A source who spoke to Ahval on the condition of anonymity categorically denied claims made by Turkish media sources such as NTV and left-wing Birgün daily, stressing that the draft report is identical to last year’s on the Gülen movement and ”FETÖ” is referred to as government lexicon on the movement. “FETÖ” is a derogatory term coined by ruling Justice and Development Party (AKP) to refer to the Gülen movement.
In the EU’s last progress report on Turkey, published in Nov. 2016, there were 28 references made to the Gülen movement, none of them referring to the group as ‘terrorist.’
The 2016 report said,”The government attributed the organisation of the coup attempt to the Gülen movement.” In another reference, the report said, ”In May, the President and the government announced that the Gülen movement was formally included in the list of terrorist organisations kept but not disclosed by the National Security Council.”

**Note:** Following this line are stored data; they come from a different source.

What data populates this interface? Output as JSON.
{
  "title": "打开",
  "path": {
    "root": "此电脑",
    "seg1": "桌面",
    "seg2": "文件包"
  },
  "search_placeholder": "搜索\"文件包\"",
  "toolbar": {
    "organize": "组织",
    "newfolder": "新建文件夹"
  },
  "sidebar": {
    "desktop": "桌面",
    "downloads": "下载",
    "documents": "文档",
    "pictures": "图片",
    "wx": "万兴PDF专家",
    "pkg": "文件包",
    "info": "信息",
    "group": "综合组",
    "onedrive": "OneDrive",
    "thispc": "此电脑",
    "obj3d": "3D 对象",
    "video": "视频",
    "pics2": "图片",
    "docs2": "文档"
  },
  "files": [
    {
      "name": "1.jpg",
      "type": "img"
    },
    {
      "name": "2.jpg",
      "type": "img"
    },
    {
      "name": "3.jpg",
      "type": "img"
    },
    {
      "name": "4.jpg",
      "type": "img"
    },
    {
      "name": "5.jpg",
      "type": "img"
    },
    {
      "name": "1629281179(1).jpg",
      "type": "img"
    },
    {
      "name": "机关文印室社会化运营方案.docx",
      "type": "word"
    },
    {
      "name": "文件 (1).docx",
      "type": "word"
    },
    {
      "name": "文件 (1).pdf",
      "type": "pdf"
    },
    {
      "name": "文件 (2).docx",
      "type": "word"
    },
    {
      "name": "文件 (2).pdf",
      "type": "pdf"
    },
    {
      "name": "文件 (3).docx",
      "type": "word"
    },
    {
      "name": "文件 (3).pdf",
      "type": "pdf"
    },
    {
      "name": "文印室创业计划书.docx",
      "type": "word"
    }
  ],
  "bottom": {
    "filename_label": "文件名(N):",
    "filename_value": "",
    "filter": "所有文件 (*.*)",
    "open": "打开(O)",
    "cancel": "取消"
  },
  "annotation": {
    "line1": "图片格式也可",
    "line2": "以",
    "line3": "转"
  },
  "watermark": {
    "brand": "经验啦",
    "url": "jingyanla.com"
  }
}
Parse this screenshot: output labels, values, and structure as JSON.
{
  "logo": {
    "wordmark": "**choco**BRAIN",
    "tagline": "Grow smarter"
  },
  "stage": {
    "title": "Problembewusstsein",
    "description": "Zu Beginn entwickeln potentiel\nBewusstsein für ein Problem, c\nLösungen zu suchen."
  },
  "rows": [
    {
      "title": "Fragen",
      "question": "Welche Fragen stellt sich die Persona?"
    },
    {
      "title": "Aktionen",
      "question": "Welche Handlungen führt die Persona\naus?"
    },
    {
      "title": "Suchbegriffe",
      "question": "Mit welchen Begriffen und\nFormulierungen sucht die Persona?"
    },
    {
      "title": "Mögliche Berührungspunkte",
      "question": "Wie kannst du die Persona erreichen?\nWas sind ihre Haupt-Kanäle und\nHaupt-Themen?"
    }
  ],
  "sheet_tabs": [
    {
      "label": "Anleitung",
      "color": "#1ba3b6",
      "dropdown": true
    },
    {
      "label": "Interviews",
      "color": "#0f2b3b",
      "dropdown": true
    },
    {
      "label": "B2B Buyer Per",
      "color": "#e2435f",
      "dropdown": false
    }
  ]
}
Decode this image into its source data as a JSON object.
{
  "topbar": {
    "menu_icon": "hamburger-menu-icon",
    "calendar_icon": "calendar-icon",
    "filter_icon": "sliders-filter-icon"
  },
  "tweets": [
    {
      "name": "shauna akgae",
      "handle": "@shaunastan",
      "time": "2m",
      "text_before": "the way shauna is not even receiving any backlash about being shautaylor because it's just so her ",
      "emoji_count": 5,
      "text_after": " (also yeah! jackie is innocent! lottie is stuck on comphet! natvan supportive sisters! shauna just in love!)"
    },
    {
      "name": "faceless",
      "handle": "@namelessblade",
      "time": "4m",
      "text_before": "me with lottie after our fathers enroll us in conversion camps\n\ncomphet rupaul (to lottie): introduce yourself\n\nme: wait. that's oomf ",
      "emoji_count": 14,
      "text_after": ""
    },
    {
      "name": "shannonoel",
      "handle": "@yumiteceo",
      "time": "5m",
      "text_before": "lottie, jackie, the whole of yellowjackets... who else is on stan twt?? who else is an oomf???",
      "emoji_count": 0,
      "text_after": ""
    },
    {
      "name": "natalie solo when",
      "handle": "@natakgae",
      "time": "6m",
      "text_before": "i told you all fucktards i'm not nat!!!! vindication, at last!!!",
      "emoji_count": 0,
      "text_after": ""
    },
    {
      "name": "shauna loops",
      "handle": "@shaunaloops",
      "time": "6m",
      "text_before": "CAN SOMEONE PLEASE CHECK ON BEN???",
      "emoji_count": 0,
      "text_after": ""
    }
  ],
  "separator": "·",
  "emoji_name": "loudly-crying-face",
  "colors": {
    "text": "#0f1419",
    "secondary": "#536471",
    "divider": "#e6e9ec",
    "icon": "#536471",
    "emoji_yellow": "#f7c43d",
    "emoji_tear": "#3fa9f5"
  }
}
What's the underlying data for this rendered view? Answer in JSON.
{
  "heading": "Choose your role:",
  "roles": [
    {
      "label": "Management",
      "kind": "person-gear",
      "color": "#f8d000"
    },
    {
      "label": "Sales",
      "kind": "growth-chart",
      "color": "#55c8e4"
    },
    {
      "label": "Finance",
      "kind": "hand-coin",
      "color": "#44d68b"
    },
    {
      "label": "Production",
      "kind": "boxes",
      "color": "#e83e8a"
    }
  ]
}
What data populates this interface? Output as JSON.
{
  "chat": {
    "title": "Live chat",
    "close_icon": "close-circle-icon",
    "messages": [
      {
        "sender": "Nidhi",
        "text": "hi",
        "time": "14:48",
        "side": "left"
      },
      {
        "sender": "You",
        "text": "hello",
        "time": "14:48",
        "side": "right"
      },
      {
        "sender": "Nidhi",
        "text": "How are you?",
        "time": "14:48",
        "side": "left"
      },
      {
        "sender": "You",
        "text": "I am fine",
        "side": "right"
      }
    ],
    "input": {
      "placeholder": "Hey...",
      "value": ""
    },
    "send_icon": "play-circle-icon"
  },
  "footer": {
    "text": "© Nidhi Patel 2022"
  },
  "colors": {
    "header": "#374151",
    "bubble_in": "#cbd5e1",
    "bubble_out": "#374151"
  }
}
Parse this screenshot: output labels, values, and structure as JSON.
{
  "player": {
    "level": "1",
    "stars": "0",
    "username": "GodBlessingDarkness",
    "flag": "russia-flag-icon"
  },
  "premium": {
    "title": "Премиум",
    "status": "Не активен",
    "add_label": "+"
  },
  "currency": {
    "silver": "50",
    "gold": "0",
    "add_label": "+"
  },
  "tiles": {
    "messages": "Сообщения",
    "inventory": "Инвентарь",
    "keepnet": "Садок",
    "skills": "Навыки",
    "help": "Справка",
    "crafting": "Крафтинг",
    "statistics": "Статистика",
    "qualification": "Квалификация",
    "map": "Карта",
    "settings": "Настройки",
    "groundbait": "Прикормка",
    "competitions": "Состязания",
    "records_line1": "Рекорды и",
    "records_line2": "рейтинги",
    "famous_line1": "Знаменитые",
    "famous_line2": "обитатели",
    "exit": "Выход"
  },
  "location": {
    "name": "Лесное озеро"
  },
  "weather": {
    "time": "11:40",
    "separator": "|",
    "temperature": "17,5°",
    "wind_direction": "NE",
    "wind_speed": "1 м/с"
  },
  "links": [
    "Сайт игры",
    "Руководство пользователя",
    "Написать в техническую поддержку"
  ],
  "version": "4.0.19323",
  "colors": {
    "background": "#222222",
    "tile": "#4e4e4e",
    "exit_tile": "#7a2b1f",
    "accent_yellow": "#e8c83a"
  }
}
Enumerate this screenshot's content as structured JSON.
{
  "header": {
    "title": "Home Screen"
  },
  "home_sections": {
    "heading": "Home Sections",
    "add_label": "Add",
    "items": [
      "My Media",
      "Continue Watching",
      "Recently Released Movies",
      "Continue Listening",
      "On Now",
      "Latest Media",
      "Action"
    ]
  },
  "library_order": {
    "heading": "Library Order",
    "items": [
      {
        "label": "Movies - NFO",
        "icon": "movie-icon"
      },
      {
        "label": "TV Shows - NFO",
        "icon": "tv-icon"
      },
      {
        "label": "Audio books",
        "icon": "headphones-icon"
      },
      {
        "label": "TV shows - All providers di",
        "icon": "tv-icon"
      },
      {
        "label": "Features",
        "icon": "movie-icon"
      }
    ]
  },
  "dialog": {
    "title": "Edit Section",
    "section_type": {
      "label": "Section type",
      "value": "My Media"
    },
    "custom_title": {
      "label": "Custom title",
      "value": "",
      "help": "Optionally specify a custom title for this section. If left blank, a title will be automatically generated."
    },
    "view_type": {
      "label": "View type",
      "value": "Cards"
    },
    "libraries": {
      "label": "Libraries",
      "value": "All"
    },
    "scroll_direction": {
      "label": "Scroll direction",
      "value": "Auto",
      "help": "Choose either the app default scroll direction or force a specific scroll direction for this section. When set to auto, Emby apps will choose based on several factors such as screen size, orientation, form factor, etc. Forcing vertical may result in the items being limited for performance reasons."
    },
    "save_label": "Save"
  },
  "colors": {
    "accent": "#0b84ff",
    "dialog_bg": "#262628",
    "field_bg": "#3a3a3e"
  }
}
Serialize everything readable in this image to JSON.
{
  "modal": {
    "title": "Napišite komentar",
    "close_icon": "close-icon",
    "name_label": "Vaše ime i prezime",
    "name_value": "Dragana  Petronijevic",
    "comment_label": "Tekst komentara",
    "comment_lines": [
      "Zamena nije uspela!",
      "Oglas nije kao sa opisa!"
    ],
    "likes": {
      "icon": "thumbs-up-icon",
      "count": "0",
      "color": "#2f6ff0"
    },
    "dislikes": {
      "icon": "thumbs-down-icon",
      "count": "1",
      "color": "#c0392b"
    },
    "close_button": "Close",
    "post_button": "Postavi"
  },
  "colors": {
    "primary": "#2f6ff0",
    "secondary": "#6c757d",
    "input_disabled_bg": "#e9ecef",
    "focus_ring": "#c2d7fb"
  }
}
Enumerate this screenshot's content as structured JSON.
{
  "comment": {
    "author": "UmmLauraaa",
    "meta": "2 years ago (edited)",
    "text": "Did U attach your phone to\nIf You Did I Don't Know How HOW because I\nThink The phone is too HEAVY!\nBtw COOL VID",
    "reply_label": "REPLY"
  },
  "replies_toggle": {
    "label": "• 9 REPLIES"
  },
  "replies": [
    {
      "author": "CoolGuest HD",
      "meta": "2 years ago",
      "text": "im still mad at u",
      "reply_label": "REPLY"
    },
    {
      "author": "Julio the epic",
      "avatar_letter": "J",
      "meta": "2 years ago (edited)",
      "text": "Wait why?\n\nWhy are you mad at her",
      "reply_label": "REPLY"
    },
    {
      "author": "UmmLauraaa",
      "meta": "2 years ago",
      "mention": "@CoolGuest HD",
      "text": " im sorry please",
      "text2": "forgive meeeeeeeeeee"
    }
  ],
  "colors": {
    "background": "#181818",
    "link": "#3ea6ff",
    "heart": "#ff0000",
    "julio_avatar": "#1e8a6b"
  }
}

The list of terror organizations is created by the Interior Ministries of the EU member states; designating an organization as a terrorist structure does not fall under the tasks of the EU Commission.
The EU’s terror list was established following the 9/11 attacks. At the time, the Turkish Minister of Justice Hikmet Sami Türk lobbied in Brussels to include the Kurdistan Worker’s Party (PKK) and the Revolutionary People’s Liberation Party/Front (DHKP-C) on the list. These organizations were later included in the list. The current EU list makes no mention of ”FETÖ,” but contains several organizations with which Turkish authorities have contacts.
Pro-government NTV news website and other media sources such as leftist Birgün daily published claims on Sunday that the EU’s latest progress report will describe what the Turkish government has labelled the Fethullahist Terror Organization (FETÖ) and accuses of masterminding the July 2016 coup, as a terror group.
In the upcoming report, which has been described as German broadcaster Deutsche Welle as Turkey’s ‘’most damning evaluation yet,’’ precautions taken by Ankara in order to protect its democratic institutions will be described as ‘’legitimate.”
Turkey survived a controversial military coup attempt on July 15, 2016 that killed 249 people. Immediately after the putsch, the Justice and Development Party (AKP) government along with autocratic President Recep Tayyip Erdoğan pinned the blame on the Gülen movement.
Fethullah Gülen, who inspired the movement, strongly denied having any role in the failed coup and called for an international investigation into it, but President Erdoğan — calling the coup attempt “a gift from God” — and the government initiated a widespread purge aimed at cleansing sympathizers of the movement from within state institutions, dehumanizing its popular figures and putting them in custody.
Turkey has suspended or dismissed more than 150,000 judges, teachers, police and other civil servants since July 2016. Turkey’s interior minister announced on December 12, 2017 that 55,665 people have been arrested. On December 13, the Justice Ministry announced that 169,013 people have been the subject of legal proceedings on coup charges since the failed coup.
A total of 48,305 people were arrested by courts across Turkey in 2017 over their alleged links to the Gülen movement, Interior Minister Süleyman Soylu said on Dec. 2, 2017. “The number of detentions is nearly three times higher,” Soylu told a security meeting in İstanbul and claimed that “even these figures are not enough to reveal the severity of the issue.”